One day, months after the Navy had given up on ever finding him again, Chopper surfaced alongside the free-floating dolphin pens of San Diego Bay and announced his presence to a nearby trainer with an audible popping of breath from his blowhole. When the trainer approached, Chopper - who, like all other Navy dolphins, had received expert veterinary care on numerous occasions - raised above the waterline an injured pectoral fin in greeting. 

It should be noted that during the course of open water work, Navy dolphins routinely have ample opportunity to break from their human handlers simply by swimming away as Chopper had months before, but very few of them ever do. Incidents of absence without leave, when they do occur, typically last a matter of minutes or hours rather than weeks or months.

In fact, like their human counterparts - the enlisted salty dogs who may complain about pulling sea duty, but who find themselves "re-upping" every few years - military dolphins seem to consider the Navy home.

A well-known animal rights activist (who shall here remain nameless, but who regularly makes headlines around the world for his often bold rescue efforts) refused to entertain such a possibility.
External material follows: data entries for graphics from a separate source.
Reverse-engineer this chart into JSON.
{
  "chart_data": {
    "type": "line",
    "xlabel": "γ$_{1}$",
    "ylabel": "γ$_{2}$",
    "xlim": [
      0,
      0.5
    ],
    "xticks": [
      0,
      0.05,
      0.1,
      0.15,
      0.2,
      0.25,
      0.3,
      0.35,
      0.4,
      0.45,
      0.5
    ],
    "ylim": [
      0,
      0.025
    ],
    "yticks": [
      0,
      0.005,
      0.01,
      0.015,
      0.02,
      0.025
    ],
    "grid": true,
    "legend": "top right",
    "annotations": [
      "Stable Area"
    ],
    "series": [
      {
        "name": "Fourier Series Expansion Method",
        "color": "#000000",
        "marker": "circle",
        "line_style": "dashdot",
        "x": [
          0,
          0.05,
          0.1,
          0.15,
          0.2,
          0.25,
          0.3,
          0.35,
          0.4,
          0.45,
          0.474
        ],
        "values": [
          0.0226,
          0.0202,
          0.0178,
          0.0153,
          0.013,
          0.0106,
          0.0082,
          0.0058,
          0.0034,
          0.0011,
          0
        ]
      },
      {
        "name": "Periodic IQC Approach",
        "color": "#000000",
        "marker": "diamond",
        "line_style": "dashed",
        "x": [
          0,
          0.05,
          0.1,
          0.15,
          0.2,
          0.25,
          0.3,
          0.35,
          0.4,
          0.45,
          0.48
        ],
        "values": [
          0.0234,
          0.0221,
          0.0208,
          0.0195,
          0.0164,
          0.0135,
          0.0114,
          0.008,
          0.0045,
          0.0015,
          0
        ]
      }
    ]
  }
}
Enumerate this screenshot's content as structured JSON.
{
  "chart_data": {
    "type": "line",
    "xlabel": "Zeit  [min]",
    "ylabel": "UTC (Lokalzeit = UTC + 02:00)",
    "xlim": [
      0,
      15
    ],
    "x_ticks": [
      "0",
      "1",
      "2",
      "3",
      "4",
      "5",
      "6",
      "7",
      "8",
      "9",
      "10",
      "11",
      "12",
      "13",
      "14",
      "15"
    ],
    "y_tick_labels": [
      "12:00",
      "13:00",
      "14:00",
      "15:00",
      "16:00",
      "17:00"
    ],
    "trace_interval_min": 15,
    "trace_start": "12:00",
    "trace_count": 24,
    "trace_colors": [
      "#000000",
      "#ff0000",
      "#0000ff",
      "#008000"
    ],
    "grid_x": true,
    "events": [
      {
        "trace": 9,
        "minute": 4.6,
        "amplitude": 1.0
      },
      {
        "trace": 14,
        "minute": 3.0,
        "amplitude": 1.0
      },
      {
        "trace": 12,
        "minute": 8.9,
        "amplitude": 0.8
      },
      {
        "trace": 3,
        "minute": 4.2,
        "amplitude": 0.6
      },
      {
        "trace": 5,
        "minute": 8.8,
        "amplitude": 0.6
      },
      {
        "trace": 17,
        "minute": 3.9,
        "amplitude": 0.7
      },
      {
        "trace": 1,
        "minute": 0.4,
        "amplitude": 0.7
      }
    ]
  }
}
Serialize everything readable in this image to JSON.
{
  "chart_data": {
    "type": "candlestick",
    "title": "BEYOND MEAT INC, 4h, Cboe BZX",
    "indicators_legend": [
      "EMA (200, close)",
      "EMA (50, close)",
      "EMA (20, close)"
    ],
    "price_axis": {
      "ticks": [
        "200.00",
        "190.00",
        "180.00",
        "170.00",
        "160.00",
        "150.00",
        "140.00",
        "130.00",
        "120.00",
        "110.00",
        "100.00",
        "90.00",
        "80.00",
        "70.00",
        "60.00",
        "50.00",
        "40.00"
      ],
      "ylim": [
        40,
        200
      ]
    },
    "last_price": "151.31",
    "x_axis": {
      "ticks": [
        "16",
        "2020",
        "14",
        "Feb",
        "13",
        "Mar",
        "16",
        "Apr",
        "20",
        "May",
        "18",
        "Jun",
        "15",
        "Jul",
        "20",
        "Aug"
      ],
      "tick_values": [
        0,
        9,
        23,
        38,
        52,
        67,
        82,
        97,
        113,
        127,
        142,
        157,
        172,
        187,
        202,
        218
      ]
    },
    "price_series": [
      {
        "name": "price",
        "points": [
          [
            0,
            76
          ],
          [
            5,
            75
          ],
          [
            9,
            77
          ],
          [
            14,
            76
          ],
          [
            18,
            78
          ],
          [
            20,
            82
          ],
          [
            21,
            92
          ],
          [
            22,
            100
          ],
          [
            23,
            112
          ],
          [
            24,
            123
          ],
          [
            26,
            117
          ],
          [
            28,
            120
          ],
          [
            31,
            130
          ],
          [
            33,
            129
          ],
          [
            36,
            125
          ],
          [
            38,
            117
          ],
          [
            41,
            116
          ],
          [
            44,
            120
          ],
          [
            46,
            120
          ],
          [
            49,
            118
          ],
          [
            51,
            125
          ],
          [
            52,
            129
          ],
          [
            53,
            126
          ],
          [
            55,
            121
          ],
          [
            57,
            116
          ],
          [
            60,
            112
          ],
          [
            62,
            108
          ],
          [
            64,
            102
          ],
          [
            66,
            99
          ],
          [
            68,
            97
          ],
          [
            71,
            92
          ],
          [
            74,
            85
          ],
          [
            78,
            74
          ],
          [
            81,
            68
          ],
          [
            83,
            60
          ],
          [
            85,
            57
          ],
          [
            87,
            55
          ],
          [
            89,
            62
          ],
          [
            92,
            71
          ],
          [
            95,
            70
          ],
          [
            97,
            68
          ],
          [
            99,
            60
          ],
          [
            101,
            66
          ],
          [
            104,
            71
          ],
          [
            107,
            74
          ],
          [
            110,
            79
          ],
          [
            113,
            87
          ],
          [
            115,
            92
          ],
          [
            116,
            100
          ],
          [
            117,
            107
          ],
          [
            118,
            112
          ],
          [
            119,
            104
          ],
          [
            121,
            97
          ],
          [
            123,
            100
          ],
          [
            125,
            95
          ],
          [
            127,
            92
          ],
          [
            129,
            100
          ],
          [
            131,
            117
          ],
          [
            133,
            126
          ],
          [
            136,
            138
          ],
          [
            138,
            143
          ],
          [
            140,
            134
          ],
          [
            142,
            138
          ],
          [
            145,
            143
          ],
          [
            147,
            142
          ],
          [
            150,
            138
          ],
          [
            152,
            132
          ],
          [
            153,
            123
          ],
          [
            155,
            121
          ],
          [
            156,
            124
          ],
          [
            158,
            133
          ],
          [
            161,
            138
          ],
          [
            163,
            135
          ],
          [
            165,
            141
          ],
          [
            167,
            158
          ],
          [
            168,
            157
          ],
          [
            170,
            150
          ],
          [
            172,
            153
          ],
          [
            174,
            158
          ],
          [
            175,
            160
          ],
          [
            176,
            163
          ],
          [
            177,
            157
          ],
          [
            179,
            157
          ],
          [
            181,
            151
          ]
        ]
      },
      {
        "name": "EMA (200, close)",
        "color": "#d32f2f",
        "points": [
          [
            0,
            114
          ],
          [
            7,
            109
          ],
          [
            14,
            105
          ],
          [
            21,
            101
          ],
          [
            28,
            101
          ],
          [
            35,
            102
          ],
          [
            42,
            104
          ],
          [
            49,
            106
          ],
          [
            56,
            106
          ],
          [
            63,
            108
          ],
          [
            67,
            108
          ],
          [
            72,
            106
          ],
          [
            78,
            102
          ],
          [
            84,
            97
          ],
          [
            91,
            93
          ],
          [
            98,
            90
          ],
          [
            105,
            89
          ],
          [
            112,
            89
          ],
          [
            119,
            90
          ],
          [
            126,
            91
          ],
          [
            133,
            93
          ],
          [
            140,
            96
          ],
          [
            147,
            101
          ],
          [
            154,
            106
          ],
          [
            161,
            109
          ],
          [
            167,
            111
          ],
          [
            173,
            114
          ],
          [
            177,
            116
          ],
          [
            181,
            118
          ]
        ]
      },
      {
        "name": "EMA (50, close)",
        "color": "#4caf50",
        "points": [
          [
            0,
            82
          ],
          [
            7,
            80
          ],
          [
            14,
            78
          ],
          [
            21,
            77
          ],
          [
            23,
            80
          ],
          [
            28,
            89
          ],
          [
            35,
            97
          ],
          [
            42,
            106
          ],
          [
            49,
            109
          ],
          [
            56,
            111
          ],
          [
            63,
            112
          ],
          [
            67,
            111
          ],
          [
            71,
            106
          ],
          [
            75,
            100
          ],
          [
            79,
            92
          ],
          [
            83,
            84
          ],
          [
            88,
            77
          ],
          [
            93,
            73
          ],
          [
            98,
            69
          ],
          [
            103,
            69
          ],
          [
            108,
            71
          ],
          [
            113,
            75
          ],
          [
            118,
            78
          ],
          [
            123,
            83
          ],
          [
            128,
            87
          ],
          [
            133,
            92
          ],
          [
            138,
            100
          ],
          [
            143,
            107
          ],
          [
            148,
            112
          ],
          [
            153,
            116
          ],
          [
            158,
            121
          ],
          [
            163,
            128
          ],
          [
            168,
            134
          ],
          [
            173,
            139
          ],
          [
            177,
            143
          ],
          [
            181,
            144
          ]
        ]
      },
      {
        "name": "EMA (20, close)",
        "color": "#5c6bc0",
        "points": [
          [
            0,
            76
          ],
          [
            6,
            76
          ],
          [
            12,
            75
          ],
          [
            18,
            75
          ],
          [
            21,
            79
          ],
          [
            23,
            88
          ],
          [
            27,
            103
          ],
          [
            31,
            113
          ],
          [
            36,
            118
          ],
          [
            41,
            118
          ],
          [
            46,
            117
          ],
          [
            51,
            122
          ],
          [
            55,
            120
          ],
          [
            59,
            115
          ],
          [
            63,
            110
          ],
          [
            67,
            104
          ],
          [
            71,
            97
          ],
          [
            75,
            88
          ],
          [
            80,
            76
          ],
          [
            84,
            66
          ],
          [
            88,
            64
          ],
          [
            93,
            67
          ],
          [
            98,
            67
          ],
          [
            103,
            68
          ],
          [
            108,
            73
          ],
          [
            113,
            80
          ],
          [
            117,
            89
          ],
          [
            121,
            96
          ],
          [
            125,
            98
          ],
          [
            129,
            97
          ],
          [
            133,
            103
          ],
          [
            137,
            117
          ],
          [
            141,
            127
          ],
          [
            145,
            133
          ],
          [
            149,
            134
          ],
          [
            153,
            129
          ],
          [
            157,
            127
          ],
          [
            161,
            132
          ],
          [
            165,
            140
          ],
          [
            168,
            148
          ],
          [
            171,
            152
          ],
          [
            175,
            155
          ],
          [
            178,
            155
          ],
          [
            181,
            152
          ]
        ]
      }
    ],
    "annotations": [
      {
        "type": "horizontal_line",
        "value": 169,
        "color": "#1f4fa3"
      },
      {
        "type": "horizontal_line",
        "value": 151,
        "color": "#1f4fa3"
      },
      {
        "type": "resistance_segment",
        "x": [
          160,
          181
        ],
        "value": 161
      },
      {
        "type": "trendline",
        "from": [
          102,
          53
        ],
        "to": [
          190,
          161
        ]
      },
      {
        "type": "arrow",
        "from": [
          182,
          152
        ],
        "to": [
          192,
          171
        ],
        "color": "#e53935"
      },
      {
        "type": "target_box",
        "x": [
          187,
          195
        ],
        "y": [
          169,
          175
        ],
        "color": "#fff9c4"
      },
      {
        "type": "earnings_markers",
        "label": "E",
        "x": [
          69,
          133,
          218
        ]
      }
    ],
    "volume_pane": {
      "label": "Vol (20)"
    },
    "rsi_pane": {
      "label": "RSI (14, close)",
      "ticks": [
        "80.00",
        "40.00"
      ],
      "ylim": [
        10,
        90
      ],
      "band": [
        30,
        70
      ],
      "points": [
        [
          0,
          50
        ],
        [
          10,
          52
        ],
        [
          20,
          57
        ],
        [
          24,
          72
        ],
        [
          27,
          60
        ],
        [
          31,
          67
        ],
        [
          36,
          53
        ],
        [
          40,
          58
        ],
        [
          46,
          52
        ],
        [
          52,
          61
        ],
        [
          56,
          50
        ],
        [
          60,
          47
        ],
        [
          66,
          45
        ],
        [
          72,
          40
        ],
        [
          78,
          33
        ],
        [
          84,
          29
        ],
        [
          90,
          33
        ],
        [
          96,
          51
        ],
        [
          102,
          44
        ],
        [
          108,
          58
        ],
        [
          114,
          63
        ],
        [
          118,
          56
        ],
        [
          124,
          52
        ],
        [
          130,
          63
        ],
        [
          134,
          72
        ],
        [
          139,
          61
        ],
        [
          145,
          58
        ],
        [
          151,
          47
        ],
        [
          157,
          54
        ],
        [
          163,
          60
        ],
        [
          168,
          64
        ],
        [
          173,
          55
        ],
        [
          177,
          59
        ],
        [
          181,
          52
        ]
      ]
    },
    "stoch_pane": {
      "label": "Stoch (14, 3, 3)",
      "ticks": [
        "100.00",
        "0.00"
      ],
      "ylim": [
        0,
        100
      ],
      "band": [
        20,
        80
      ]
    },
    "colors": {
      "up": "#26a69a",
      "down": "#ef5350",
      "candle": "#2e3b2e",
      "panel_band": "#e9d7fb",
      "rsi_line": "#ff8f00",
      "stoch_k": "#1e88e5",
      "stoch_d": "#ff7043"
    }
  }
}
Employing ninja-like stealth and armed with a diving knife during a middle-of-the-night military operation of his own, the activist famously infiltrated San Diego Bay's Navy dolphin facility some years ago. Intent on freeing captive dolphins, he slashed wide the netted enclosures housing scores of dolphins. Any dolphin then game enjoyed unfettered access to the bay as well as to the open ocean beyond.

At dawn the next morning, bleary-eyed trainers arriving at the fish house like a cadre of chefs ready to prep the morning meal were greeted by billowing nets - and the usual crowd of hungry dolphins.

None of them had gone anywhere - and, perhaps, not so surprisingly.

What, after all, would any of us have done had someone smashed all our windows in the middle of the night - and before breakfast, no less?